McKnight’s Home Care | By Liza Berger
 
Home health providers have been laser-focused in recent months on the permanent Patient-Driven Groupings Model payment cut — 3.925% — which went into effect on Jan. 1. But there is a looming cut that threatens even more instability for providers: the temporary clawback payments related to PDGM. These reductions, which are expected to total at least $3 billion, may take effect as soon as next year.  
 
“I can’t say you can rate one as scarier than another,” Bill Dombi, president of the National Association for Home Care & Hospice, said of the permanent and temporary cuts to McKnight’s Home Care Daily Pulse. “In combination, they are a disaster.”
 
Capstone, a global policy analysis and regulatory due diligence firm, might agree. In a recent policy analysis of “underappreciated developments in healthcare in 2023,” it found that temporary clawbacks in 2024 “represent a potentially larger threat to home health,” than a cut to the market basket.

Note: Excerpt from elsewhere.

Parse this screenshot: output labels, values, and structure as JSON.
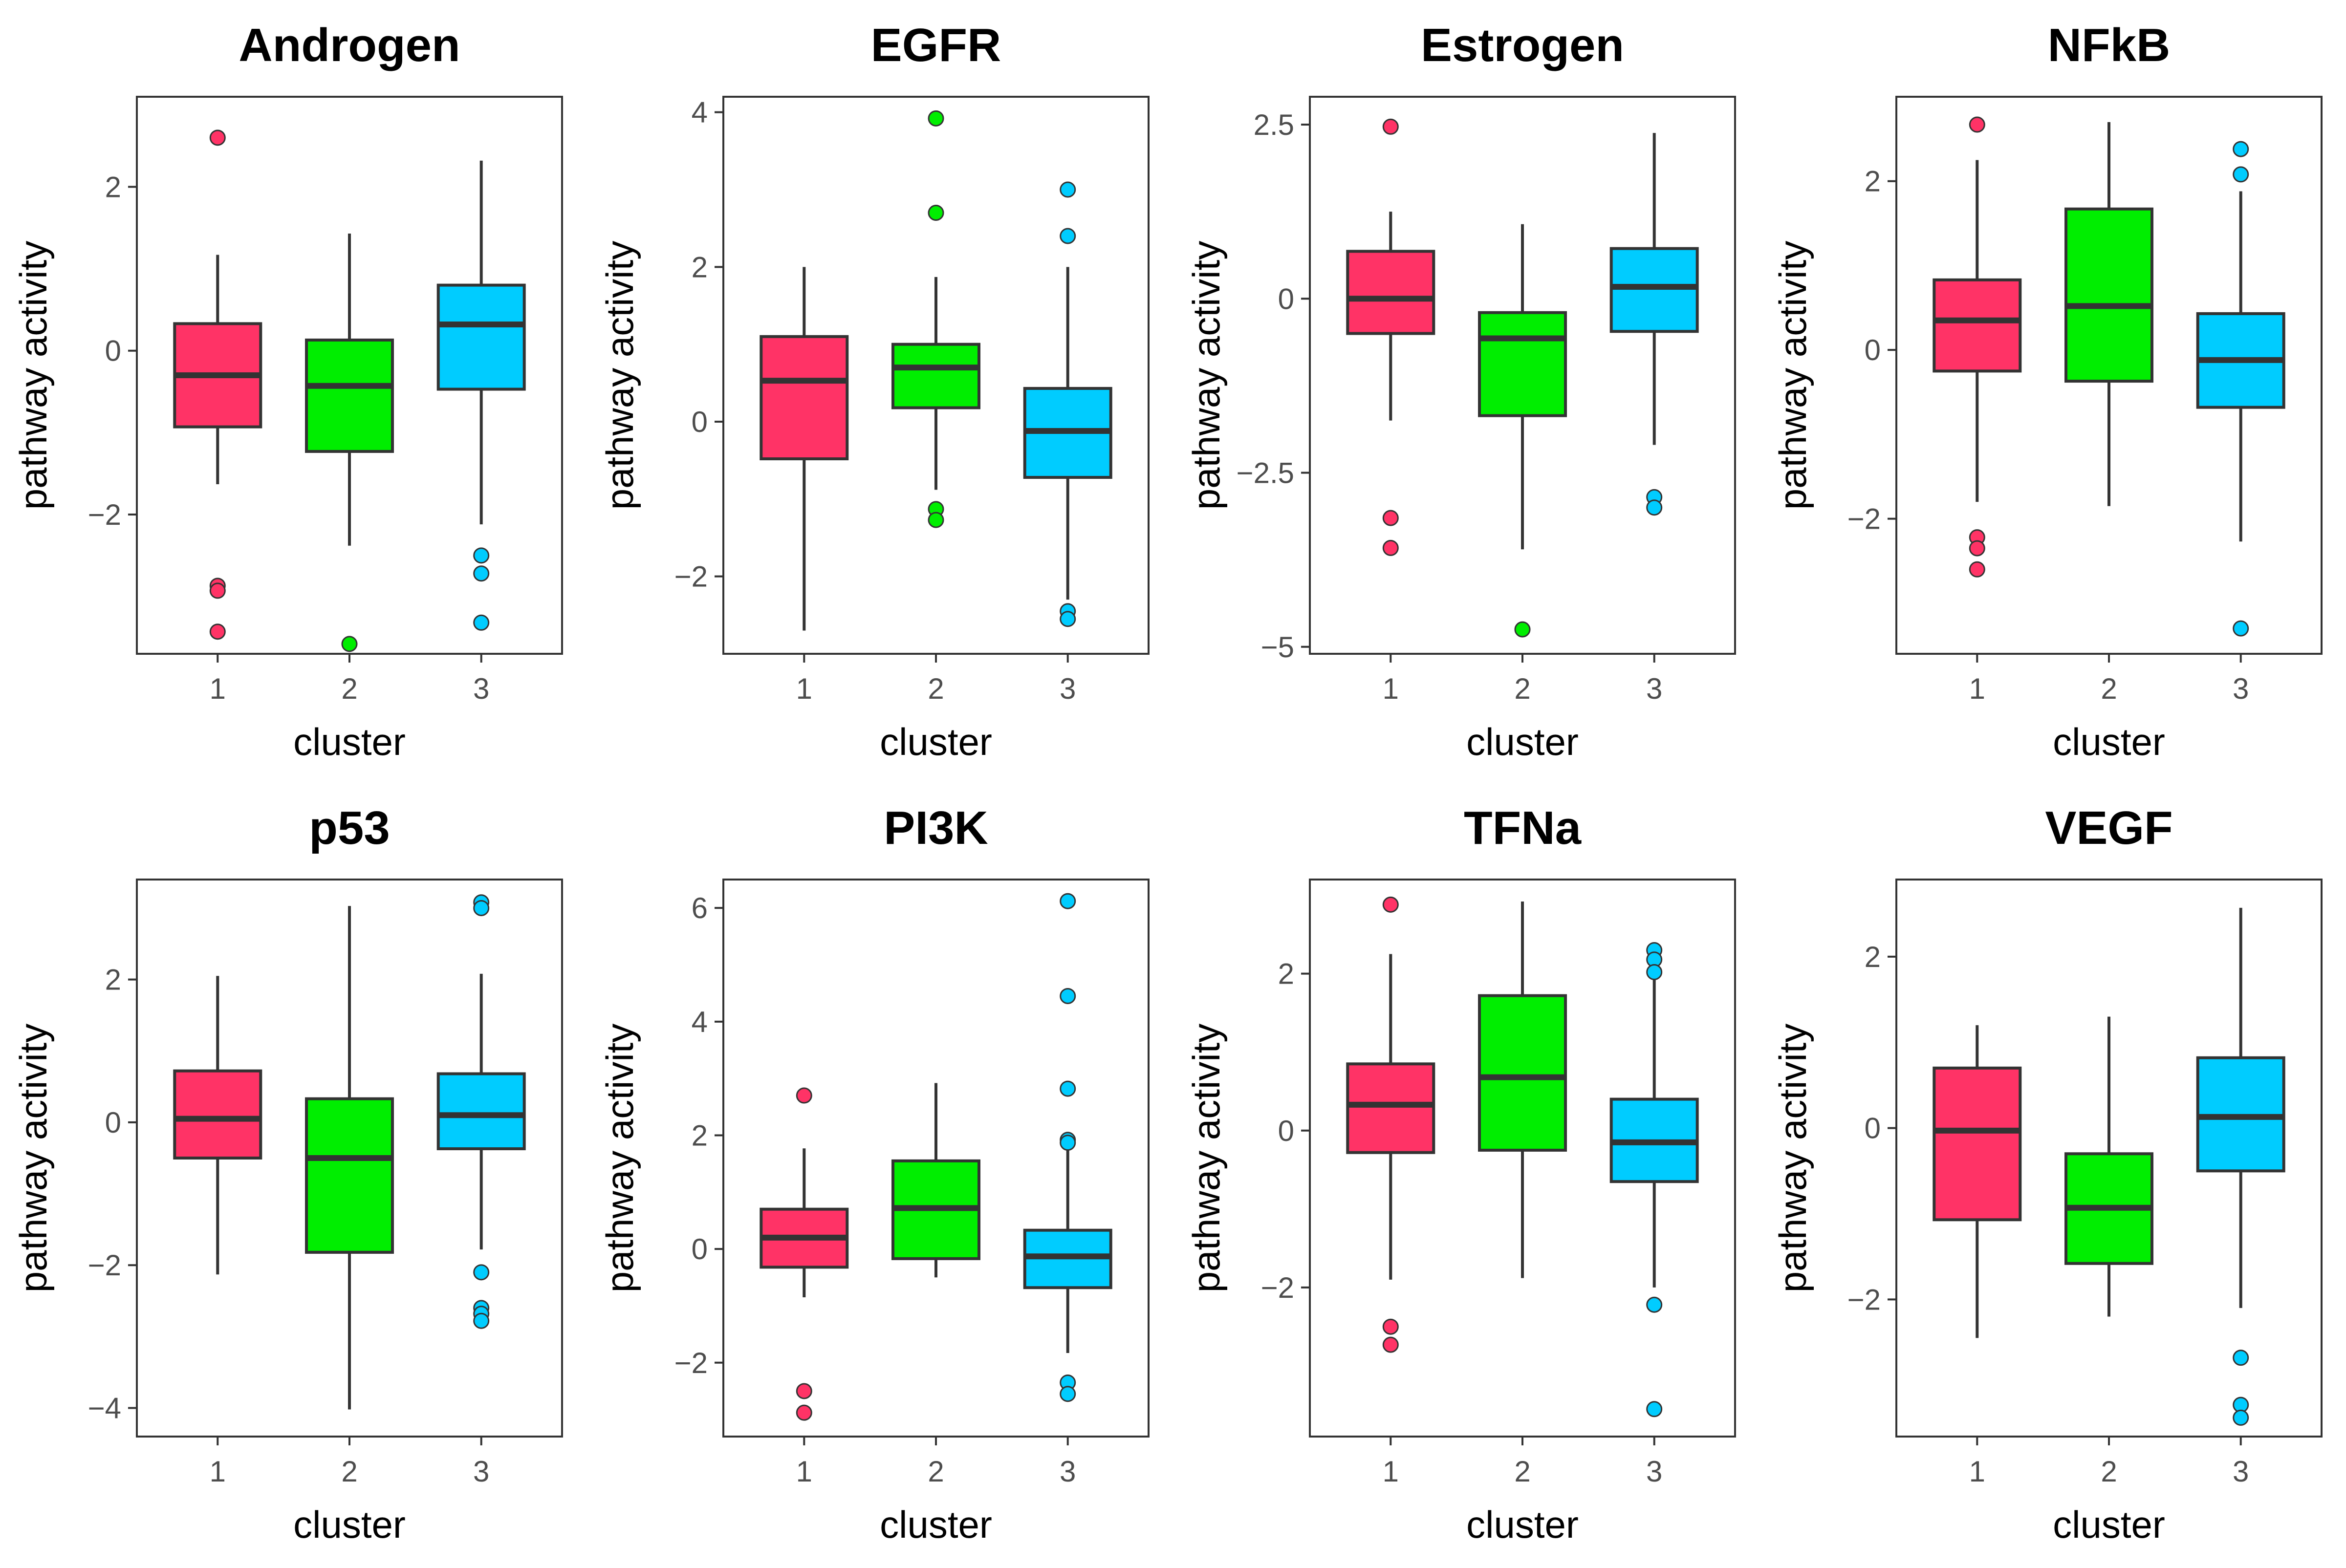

Other home health leaders have voiced serious concerns about the clawback payments.
 
“We are very, very concerned about what happens in ’24,”  Joanne Cunningham, CEO of the Partnership for Quality Home Healthcare, told McKnight’s Home Care Daily Pulse. “It’s not a positive picture at all for home health. It’s pretty dire. They are significant reductions to the Medicare home health program. They won’t be implemented without significant harm to patient access.”
 
It’s not clear yet exactly how much money home health will owe from the temporary cuts related to PDGM overpayments and when. The proposed home health rule, which is due out this summer, will give providers a glimpse of what CMS is planning and how it intends to levy the adjustment, Cunningham said.
 
“The heat is dialed up now that we are looking at 2024,” she said. “We should see in rulemaking exactly how they are going to extract those [payments], which they didn’t do in 2023.”
 
The temporary PDGM cuts, like the permanent reductions, are a result of CMS’ overpayments to home health as a result of the transition from the old payment to PDGM in 2020. Home health providers likely owe at least $1 billion each year between 2020 and 2022. Both NAHC and the Partnership disagree with the methodology that CMS used to arrive at the overpayment figures.
 
This year, both organizations are going to continue to argue this point to members of Congress. They believe they have convinced Congress of their position somewhat, as the recent omnibus bill, which passed into law, required CMS to provide transparency around how it arrives at rate cuts.
 
Dombi thinks it is unfair to target traditional Medicare home health for cuts as the program helps to subsidize the underpayment from Medicaid and Medicare Advantage. His organization is pushing CMS to suspend all cuts in 2024 until there is a recognition of a need to fundamentally overhaul the payment system.
 
“We need to create a bridge between today and tomorrow without disruption,” he said.